What This Means for SEO
What This Means for SEO
Per-query location sensitivity is why some keywords are clearly local battles and others are not. Understanding this changes how you map keyword intent and prioritize geographic targeting.
- Map Queries By Location Sensitivity — Before targeting a query, estimate its sensitivity by checking whether current SERPs are dominated by local results, mixed, or globally diverse. The SERP itself is the system’s answer to the sensitivity question.
- Highly Sensitive Queries Need Geographic Specificity — Queries like "plumber" or "emergency room" demand explicit location coverage on your pages. Without it, your content is invisible to the location-heavy ranking that high-sensitivity queries receive.
- Non-Sensitive Queries Don’t Need Location Signals — Information queries with low location sensitivity get little benefit from local optimization. Investing in NAP, schema, and per-city pages for these queries is wasted effort.
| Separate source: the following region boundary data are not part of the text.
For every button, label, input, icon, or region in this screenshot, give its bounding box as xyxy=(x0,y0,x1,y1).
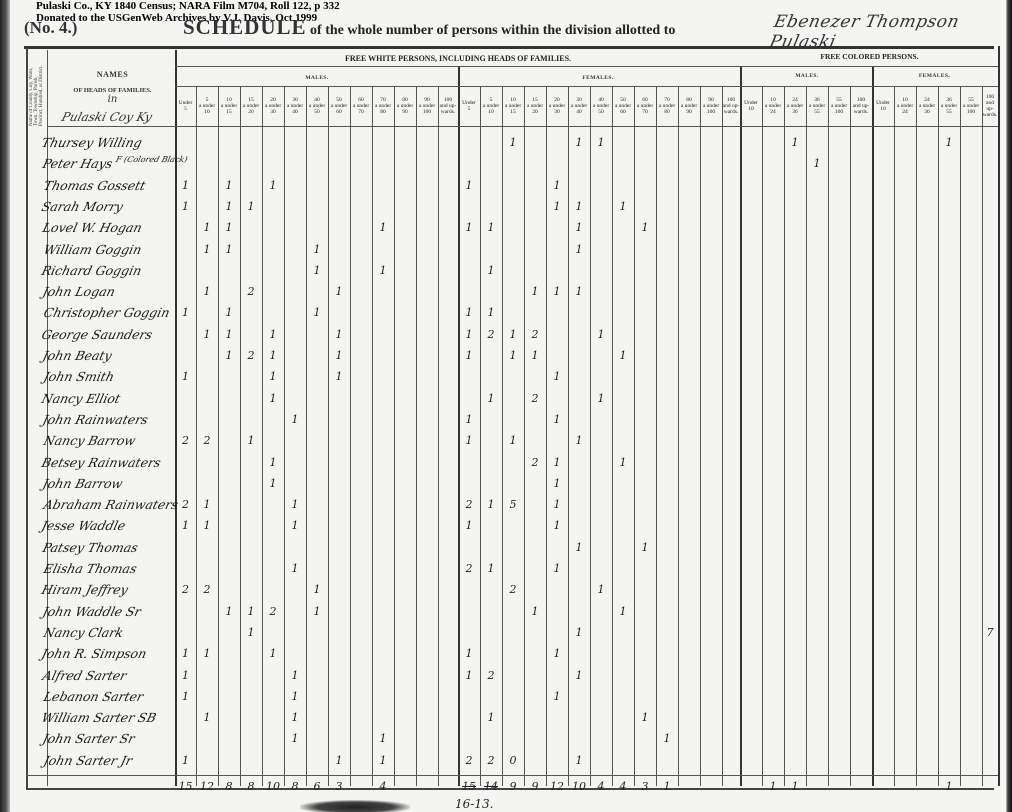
head-of-family-name: Peter Hays F (Colored Black) xyxy=(41,156,188,171)
white-male-total: 3 xyxy=(327,780,351,793)
tally-mark: 1 xyxy=(263,477,283,490)
tally-mark: 1 xyxy=(219,221,239,234)
tally-mark: 1 xyxy=(459,434,479,447)
tally-mark: 1 xyxy=(569,221,589,234)
county-handwritten: Pulaski Coy Ky xyxy=(60,110,154,124)
head-of-family-name: Richard Goggin xyxy=(40,263,143,278)
white-male-age-col-9: 70 a under 80 xyxy=(372,88,394,124)
head-of-family-name: Jesse Waddle xyxy=(40,518,127,533)
white-male-age-col-3: 15 a under 20 xyxy=(240,88,262,124)
tally-mark: 1 xyxy=(547,647,567,660)
colored-female-age-col-3: 36 a under 55 xyxy=(938,88,960,124)
tally-mark: 1 xyxy=(307,306,327,319)
tally-mark: 1 xyxy=(569,243,589,256)
tally-mark: 1 xyxy=(481,306,501,319)
tally-mark: 2 xyxy=(197,583,217,596)
column-rule xyxy=(982,86,983,786)
white-female-age-col-10: 80 a under 90 xyxy=(678,88,700,124)
tally-mark: 1 xyxy=(503,349,523,362)
tally-mark: 2 xyxy=(459,754,479,767)
schedule-title-rest: of the whole number of persons within th… xyxy=(310,23,675,38)
tally-mark: 1 xyxy=(635,541,655,554)
white-female-age-col-11: 90 a under 100 xyxy=(700,88,722,124)
white-male-age-col-2: 10 a under 15 xyxy=(218,88,240,124)
tally-mark: 1 xyxy=(219,605,239,618)
head-of-family-name: Lovel W. Hogan xyxy=(41,220,144,235)
tally-mark: 2 xyxy=(525,392,545,405)
tally-mark: 1 xyxy=(481,562,501,575)
tally-mark: 1 xyxy=(241,605,261,618)
head-of-family-name: Thomas Gossett xyxy=(42,178,147,193)
tally-mark: 1 xyxy=(197,647,217,660)
head-of-family-name: George Saunders xyxy=(40,327,154,342)
colored-male-total: 1 xyxy=(761,780,785,793)
white-female-age-col-5: 30 a under 40 xyxy=(568,88,590,124)
tally-mark: 1 xyxy=(569,669,589,682)
white-female-total: 10 xyxy=(567,780,591,793)
column-rule xyxy=(524,86,525,786)
tally-mark: 1 xyxy=(285,669,305,682)
white-female-total: 15 xyxy=(457,780,481,793)
tally-mark: 2 xyxy=(525,456,545,469)
tally-mark: 1 xyxy=(176,306,196,319)
tally-mark: 1 xyxy=(263,647,283,660)
tally-mark: 1 xyxy=(197,221,217,234)
tally-mark: 1 xyxy=(176,179,196,192)
white-female-age-col-6: 40 a under 50 xyxy=(590,88,612,124)
tally-mark: 2 xyxy=(481,754,501,767)
tally-mark: 1 xyxy=(459,349,479,362)
tally-mark: 1 xyxy=(939,136,959,149)
column-rule xyxy=(916,86,917,786)
free-colored-header: FREE COLORED PERSONS. xyxy=(742,52,997,61)
column-rule xyxy=(394,86,395,786)
column-rule xyxy=(678,86,679,786)
tally-mark: 1 xyxy=(263,179,283,192)
white-female-age-col-1: 5 a under 10 xyxy=(480,88,502,124)
head-of-family-name: John Beaty xyxy=(41,348,113,363)
white-female-total: 14 xyxy=(479,780,503,793)
head-of-family-name: William Sarter SB xyxy=(40,710,158,725)
colored-male-age-col-3: 36 a under 55 xyxy=(806,88,828,124)
tally-mark: 1 xyxy=(481,498,501,511)
colored-male-age-col-2: 24 a under 36 xyxy=(784,88,806,124)
tally-mark: 1 xyxy=(635,221,655,234)
tally-mark: 1 xyxy=(481,264,501,277)
scan-right-edge xyxy=(1006,0,1012,812)
tally-mark: 1 xyxy=(459,328,479,341)
right-rule xyxy=(998,46,1000,786)
head-of-family-name: Nancy Barrow xyxy=(42,433,137,448)
tally-mark: 1 xyxy=(591,392,611,405)
tally-mark: 1 xyxy=(241,434,261,447)
tally-mark: 1 xyxy=(569,285,589,298)
tally-mark: 2 xyxy=(176,498,196,511)
white-male-total: 15 xyxy=(174,780,198,793)
tally-mark: 1 xyxy=(591,583,611,596)
column-rule xyxy=(590,86,591,786)
white-male-age-col-1: 5 a under 10 xyxy=(196,88,218,124)
white-male-age-col-4: 20 a under 30 xyxy=(262,88,284,124)
head-of-family-name: John Rainwaters xyxy=(41,412,150,427)
tally-mark: 1 xyxy=(525,285,545,298)
white-male-age-col-7: 50 a under 60 xyxy=(328,88,350,124)
white-female-age-col-7: 50 a under 60 xyxy=(612,88,634,124)
tally-mark: 0 xyxy=(503,754,523,767)
tally-mark: 1 xyxy=(785,136,805,149)
tally-mark: 1 xyxy=(503,434,523,447)
white-male-total: 8 xyxy=(283,780,307,793)
tally-mark: 1 xyxy=(373,264,393,277)
tally-mark: 1 xyxy=(263,392,283,405)
tally-mark: 1 xyxy=(613,200,633,213)
white-female-total: 4 xyxy=(589,780,613,793)
head-of-family-name: William Goggin xyxy=(42,242,143,257)
tally-mark: 1 xyxy=(459,669,479,682)
tally-mark: 1 xyxy=(329,370,349,383)
sum-note: 16-13. xyxy=(455,797,493,811)
tally-mark: 1 xyxy=(613,349,633,362)
header-bottom-rule xyxy=(47,126,998,127)
tally-mark: 1 xyxy=(285,562,305,575)
tally-mark: 1 xyxy=(176,690,196,703)
tally-mark: 1 xyxy=(481,711,501,724)
head-of-family-name: Betsey Rainwaters xyxy=(40,455,162,470)
colored-female-age-col-4: 55 a under 100 xyxy=(960,88,982,124)
head-of-family-name: Christopher Goggin xyxy=(42,305,171,320)
tally-mark: 1 xyxy=(197,328,217,341)
column-rule xyxy=(328,86,329,786)
white-male-total: 8 xyxy=(239,780,263,793)
tally-mark: 1 xyxy=(547,413,567,426)
tally-mark: 2 xyxy=(263,605,283,618)
tally-mark: 1 xyxy=(263,328,283,341)
colored-female-age-col-5: 100 and up- wards. xyxy=(982,88,998,124)
column-rule xyxy=(416,86,417,786)
colored-female-total: 1 xyxy=(937,780,961,793)
white-male-total: 4 xyxy=(371,780,395,793)
tally-mark: 2 xyxy=(176,434,196,447)
tally-mark: 1 xyxy=(459,179,479,192)
tally-mark: 1 xyxy=(591,136,611,149)
names-subtitle: OF HEADS OF FAMILIES. xyxy=(50,87,175,94)
head-of-family-name: Hiram Jeffrey xyxy=(40,582,130,597)
white-male-age-col-0: Under 5 xyxy=(175,88,196,124)
white-male-total: 12 xyxy=(195,780,219,793)
names-column-header: NAMES OF HEADS OF FAMILIES. in xyxy=(50,70,175,105)
tally-mark: 1 xyxy=(569,541,589,554)
column-rule xyxy=(938,86,939,786)
tally-mark: 1 xyxy=(373,221,393,234)
tally-mark: 1 xyxy=(176,519,196,532)
column-rule xyxy=(306,86,307,786)
column-rule xyxy=(722,86,723,786)
tally-mark: 1 xyxy=(635,711,655,724)
white-male-age-col-12: 100 and up- wards. xyxy=(438,88,458,124)
tally-mark: 1 xyxy=(569,626,589,639)
tally-mark: 1 xyxy=(219,200,239,213)
tally-mark: 1 xyxy=(197,711,217,724)
column-rule xyxy=(634,86,635,786)
head-of-family-name: John R. Simpson xyxy=(40,646,148,661)
column-rule xyxy=(656,86,657,786)
head-of-family-name: Nancy Clark xyxy=(42,625,125,640)
tally-mark: 2 xyxy=(459,498,479,511)
tally-mark: 2 xyxy=(503,583,523,596)
group-header-rule xyxy=(175,66,998,67)
white-male-total: 10 xyxy=(261,780,285,793)
tally-mark: 2 xyxy=(176,583,196,596)
tally-mark: 1 xyxy=(197,519,217,532)
tally-mark: 1 xyxy=(176,200,196,213)
tally-mark: 1 xyxy=(285,690,305,703)
tally-mark: 1 xyxy=(329,285,349,298)
tally-mark: 2 xyxy=(459,562,479,575)
tally-mark: 1 xyxy=(547,285,567,298)
tally-mark: 1 xyxy=(285,732,305,745)
white-male-age-col-6: 40 a under 50 xyxy=(306,88,328,124)
tally-mark: 1 xyxy=(503,136,523,149)
tally-mark: 1 xyxy=(459,306,479,319)
colored-female-age-col-0: Under 10 xyxy=(872,88,894,124)
tally-mark: 1 xyxy=(569,754,589,767)
tally-mark: 1 xyxy=(263,456,283,469)
tally-mark: 1 xyxy=(176,370,196,383)
tally-mark: 1 xyxy=(569,434,589,447)
subgroup-header-rule xyxy=(175,86,998,87)
head-of-family-name: John Sarter Sr xyxy=(41,731,136,746)
head-of-family-name: Sarah Morry xyxy=(40,199,125,214)
colored-females-header: FEMALES. xyxy=(872,73,997,79)
white-female-total: 12 xyxy=(545,780,569,793)
white-female-age-col-4: 20 a under 30 xyxy=(546,88,568,124)
tally-mark: 1 xyxy=(197,243,217,256)
district-side-label: Name of County, City, Ward, Town, Townsh… xyxy=(29,58,43,126)
tally-mark: 1 xyxy=(547,477,567,490)
tally-mark: 2 xyxy=(525,328,545,341)
head-of-family-name: Lebanon Sarter xyxy=(42,689,145,704)
tally-mark: 1 xyxy=(547,179,567,192)
tally-mark: 1 xyxy=(569,200,589,213)
column-rule xyxy=(960,86,961,786)
colored-male-total: 1 xyxy=(783,780,807,793)
head-of-family-name: John Smith xyxy=(42,369,116,384)
white-female-total: 1 xyxy=(655,780,679,793)
tally-mark: 2 xyxy=(481,328,501,341)
tally-mark: 1 xyxy=(547,200,567,213)
schedule-title: SCHEDULE of the whole number of persons … xyxy=(183,15,675,40)
tally-mark: 1 xyxy=(329,349,349,362)
tally-mark: 1 xyxy=(459,647,479,660)
scan-left-edge xyxy=(0,0,10,812)
form-number: (No. 4.) xyxy=(24,18,77,38)
tally-mark: 1 xyxy=(591,328,611,341)
head-of-family-name: Alfred Sarter xyxy=(41,668,128,683)
colored-female-age-col-2: 24 a under 36 xyxy=(916,88,938,124)
tally-mark: 1 xyxy=(307,243,327,256)
column-rule xyxy=(762,86,763,786)
column-rule xyxy=(350,86,351,786)
tally-mark: 1 xyxy=(613,605,633,618)
white-female-total: 4 xyxy=(611,780,635,793)
colored-males-header: MALES. xyxy=(742,73,872,79)
tally-mark: 1 xyxy=(307,583,327,596)
column-rule xyxy=(612,86,613,786)
tally-mark: 1 xyxy=(219,179,239,192)
tally-mark: 1 xyxy=(219,328,239,341)
column-rule xyxy=(372,86,373,786)
tally-mark: 1 xyxy=(547,498,567,511)
white-male-total: 8 xyxy=(217,780,241,793)
colored-male-age-col-0: Under 10 xyxy=(740,88,762,124)
tally-mark: 1 xyxy=(285,711,305,724)
tally-mark: 1 xyxy=(525,349,545,362)
colored-female-age-col-1: 10 a under 24 xyxy=(894,88,916,124)
tally-mark: 1 xyxy=(307,264,327,277)
head-of-family-name: John Waddle Sr xyxy=(41,604,142,619)
schedule-title-big: SCHEDULE xyxy=(183,15,307,39)
head-of-family-name: Thursey Willing xyxy=(40,135,144,150)
names-title: NAMES xyxy=(50,70,175,79)
white-female-age-col-2: 10 a under 15 xyxy=(502,88,524,124)
white-female-total: 3 xyxy=(633,780,657,793)
tally-mark: 1 xyxy=(547,519,567,532)
tally-mark: 1 xyxy=(547,562,567,575)
head-of-family-name: Patsey Thomas xyxy=(41,540,140,555)
tally-mark: 1 xyxy=(241,200,261,213)
tally-mark: 1 xyxy=(176,754,196,767)
tally-mark: 1 xyxy=(219,349,239,362)
tally-mark: 1 xyxy=(459,221,479,234)
tally-mark: 1 xyxy=(197,285,217,298)
tally-mark: 1 xyxy=(176,647,196,660)
tally-mark: 2 xyxy=(241,285,261,298)
tally-mark: 1 xyxy=(547,690,567,703)
head-of-family-name: John Logan xyxy=(41,284,117,299)
tally-mark: 1 xyxy=(481,221,501,234)
column-rule xyxy=(784,86,785,786)
colored-male-age-col-1: 10 a under 24 xyxy=(762,88,784,124)
head-of-family-name: Abraham Rainwaters xyxy=(42,497,180,512)
column-rule xyxy=(700,86,701,786)
tally-mark: 1 xyxy=(285,498,305,511)
tally-mark: 1 xyxy=(459,413,479,426)
free-white-header: FREE WHITE PERSONS, INCLUDING HEADS OF F… xyxy=(178,54,738,63)
column-rule xyxy=(438,86,439,786)
tally-mark: 1 xyxy=(285,519,305,532)
tally-mark: 1 xyxy=(547,370,567,383)
white-female-age-col-0: Under 5 xyxy=(458,88,480,124)
name-annotation: F (Colored Black) xyxy=(112,155,188,164)
tally-mark: 1 xyxy=(373,754,393,767)
white-female-age-col-9: 70 a under 80 xyxy=(656,88,678,124)
tally-mark: 1 xyxy=(329,328,349,341)
white-female-age-col-12: 100 and up- wards. xyxy=(722,88,740,124)
tally-mark: 1 xyxy=(263,370,283,383)
tally-mark: 1 xyxy=(525,605,545,618)
tally-mark: 7 xyxy=(980,626,1000,639)
totals-top-rule xyxy=(26,775,998,776)
source-citation: Pulaski Co., KY 1840 Census; NARA Film M… xyxy=(36,0,340,12)
tally-mark: 1 xyxy=(657,732,677,745)
white-male-age-col-8: 60 a under 70 xyxy=(350,88,372,124)
white-female-total: 9 xyxy=(501,780,525,793)
column-rule xyxy=(740,66,742,786)
head-of-family-name: John Barrow xyxy=(41,476,124,491)
tally-mark: 1 xyxy=(459,519,479,532)
white-male-age-col-10: 80 a under 90 xyxy=(394,88,416,124)
tally-mark: 1 xyxy=(547,456,567,469)
head-of-family-name: John Sarter Jr xyxy=(42,753,134,768)
tally-mark: 1 xyxy=(329,754,349,767)
tally-mark: 1 xyxy=(263,349,283,362)
head-of-family-name: Nancy Elliot xyxy=(40,391,122,406)
white-male-age-col-11: 90 a under 100 xyxy=(416,88,438,124)
white-female-total: 9 xyxy=(523,780,547,793)
ink-blot xyxy=(300,800,410,812)
tally-mark: 1 xyxy=(219,306,239,319)
white-female-age-col-3: 15 a under 20 xyxy=(524,88,546,124)
tally-mark: 1 xyxy=(481,392,501,405)
tally-mark: 1 xyxy=(569,136,589,149)
white-male-age-col-5: 30 a under 40 xyxy=(284,88,306,124)
tally-mark: 5 xyxy=(503,498,523,511)
names-in: in xyxy=(50,94,175,105)
tally-mark: 1 xyxy=(503,328,523,341)
tally-mark: 1 xyxy=(219,243,239,256)
colored-male-age-col-5: 100 and up- wards. xyxy=(850,88,872,124)
white-male-total: 6 xyxy=(305,780,329,793)
tally-mark: 1 xyxy=(613,456,633,469)
white-female-age-col-8: 60 a under 70 xyxy=(634,88,656,124)
tally-mark: 1 xyxy=(197,498,217,511)
head-of-family-name: Elisha Thomas xyxy=(42,561,138,576)
tally-mark: 1 xyxy=(241,626,261,639)
tally-mark: 1 xyxy=(176,669,196,682)
tally-mark: 2 xyxy=(481,669,501,682)
column-rule xyxy=(828,86,829,786)
tally-mark: 1 xyxy=(307,605,327,618)
tally-mark: 2 xyxy=(241,349,261,362)
tally-mark: 1 xyxy=(285,413,305,426)
colored-male-age-col-4: 55 a under 100 xyxy=(828,88,850,124)
tally-mark: 1 xyxy=(373,732,393,745)
column-rule xyxy=(872,66,874,786)
tally-mark: 2 xyxy=(197,434,217,447)
column-rule xyxy=(806,86,807,786)
white-males-header: MALES. xyxy=(178,75,456,81)
tally-mark: 1 xyxy=(807,157,827,170)
white-females-header: FEMALES. xyxy=(458,75,738,81)
column-rule xyxy=(894,86,895,786)
column-rule xyxy=(850,86,851,786)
- Borderline Queries Reward Both Strategies — Queries with moderate sensitivity (e.g., "coffee shops") reward content that is both topically deep and locally specific. Cover the topic comprehensively AND name your locations explicitly.
- Service Verbs Tilt Sensitivity Up — Adding verbs like "hire", "near me", "in [city]" to a query raises its sensitivity factor. Long-tail content targeting these forms benefits more from location optimization than head terms in the same topic.
- Sensitivity Can Drift With User Behavior — Pattern-level sensitivity is derived from historical clicks. If user behavior shifts (e.g., a topic becomes more local over time), the sensitivity factor adjusts. Monitor your topic’s SERP composition over months, not days.